ABSTRACT

The regional and cyclical patterns of industrial advance and decline in the seventeenth and eighteenth centuries continued into the latter part of the eighteenth and into the nineteenth century. These brought with them new technologies which had far-reaching ramifications for the division of labour, including the sexual division of labour, and for community structures. But towards the end of the eighteenth century a rapid process of technological change in selected key industries cemented a new regional and industrial dominance. The paths taken by this new and unprecedented technological advance were as diverse as their industrial settings. The rapid development of a technology of handtools and small-scale machinery, and the rapid proliferation of new hand techniques and skills, were just as notable as the more commonly recognized ‘new technology’ of mechanized steam-powered processes.

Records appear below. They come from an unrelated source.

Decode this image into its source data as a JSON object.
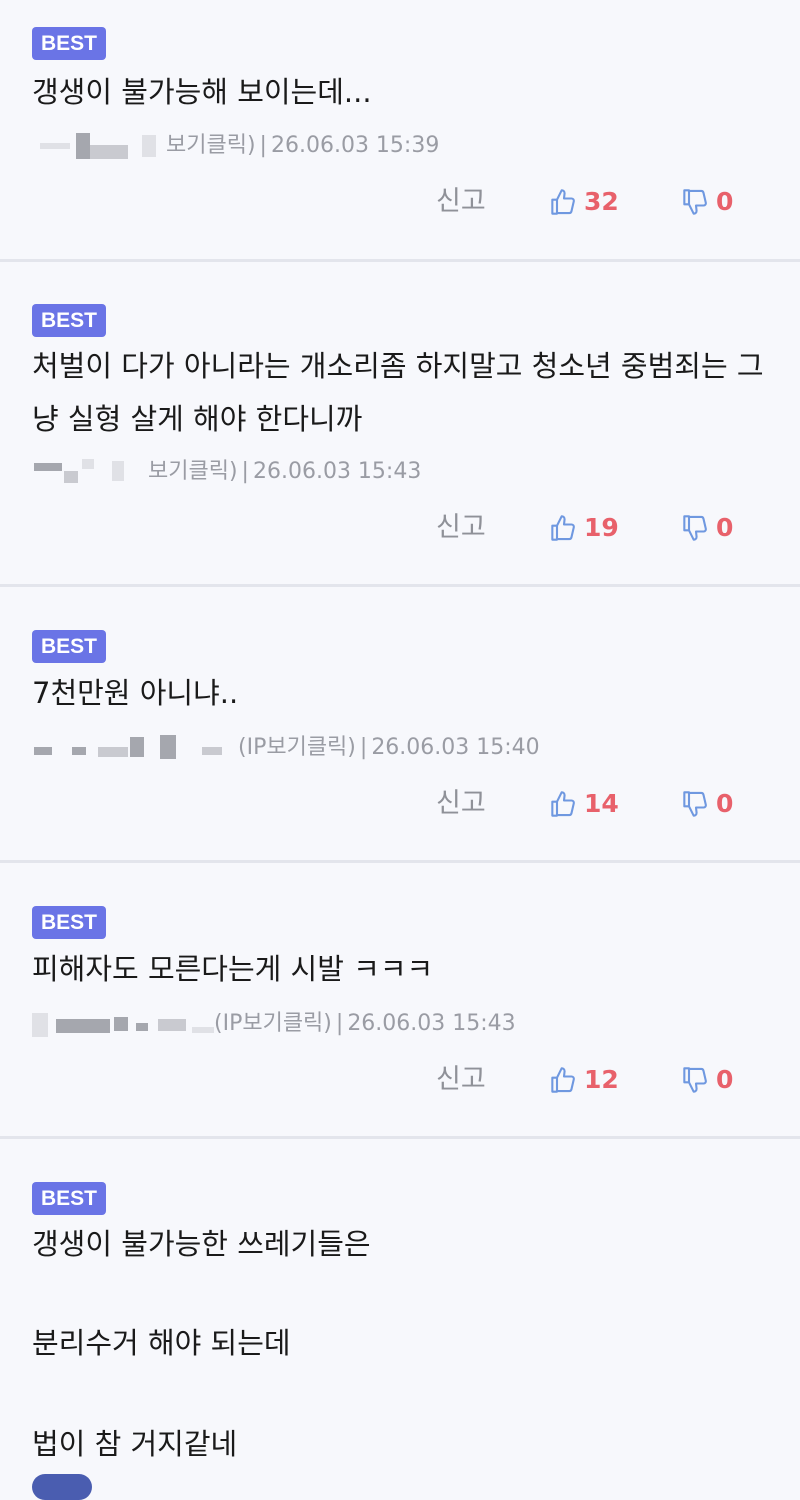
{
  "badge_label": "BEST",
  "report_label": "신고",
  "icons": {
    "like": "thumbs-up-icon",
    "dislike": "thumbs-down-icon"
  },
  "colors": {
    "badge": "#6a74e6",
    "count": "#e8616b",
    "icon": "#6f98e0"
  },
  "comments": [
    {
      "text": "갱생이 불가능해 보이는데...",
      "ip_note": "보기클릭)",
      "date": "26.06.03 15:39",
      "likes": "32",
      "dislikes": "0"
    },
    {
      "text": "처벌이 다가 아니라는 개소리좀 하지말고 청소년 중범죄는 그냥 실형 살게 해야 한다니까",
      "ip_note": "보기클릭)",
      "date": "26.06.03 15:43",
      "likes": "19",
      "dislikes": "0"
    },
    {
      "text": "7천만원 아니냐..",
      "ip_note": "(IP보기클릭)",
      "date": "26.06.03 15:40",
      "likes": "14",
      "dislikes": "0"
    },
    {
      "text": "피해자도 모른다는게 시발 ㅋㅋㅋ",
      "ip_note": "(IP보기클릭)",
      "date": "26.06.03 15:43",
      "likes": "12",
      "dislikes": "0"
    },
    {
      "text_lines": [
        "갱생이 불가능한 쓰레기들은",
        "분리수거 해야 되는데",
        "법이 참 거지같네"
      ]
    }
  ]
}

Why these technologies arose as they did in their various industries is a question historians have long sought to answer. But looking at the question as they generally do, from hindsight, they have tended to assume the inevitability of only one path of technological change. The possibility of alternative paths which were, for some reason, blocked off in some industries, but allowed to develop in others, has rarely been explored. The way in which technology was developed within various organizational structures and was devised to fit them-artisan or factory, home or workshop, centralized or decentralized decision-making-is rarely considered, for these structures are usually deemed to have been determined by the technology.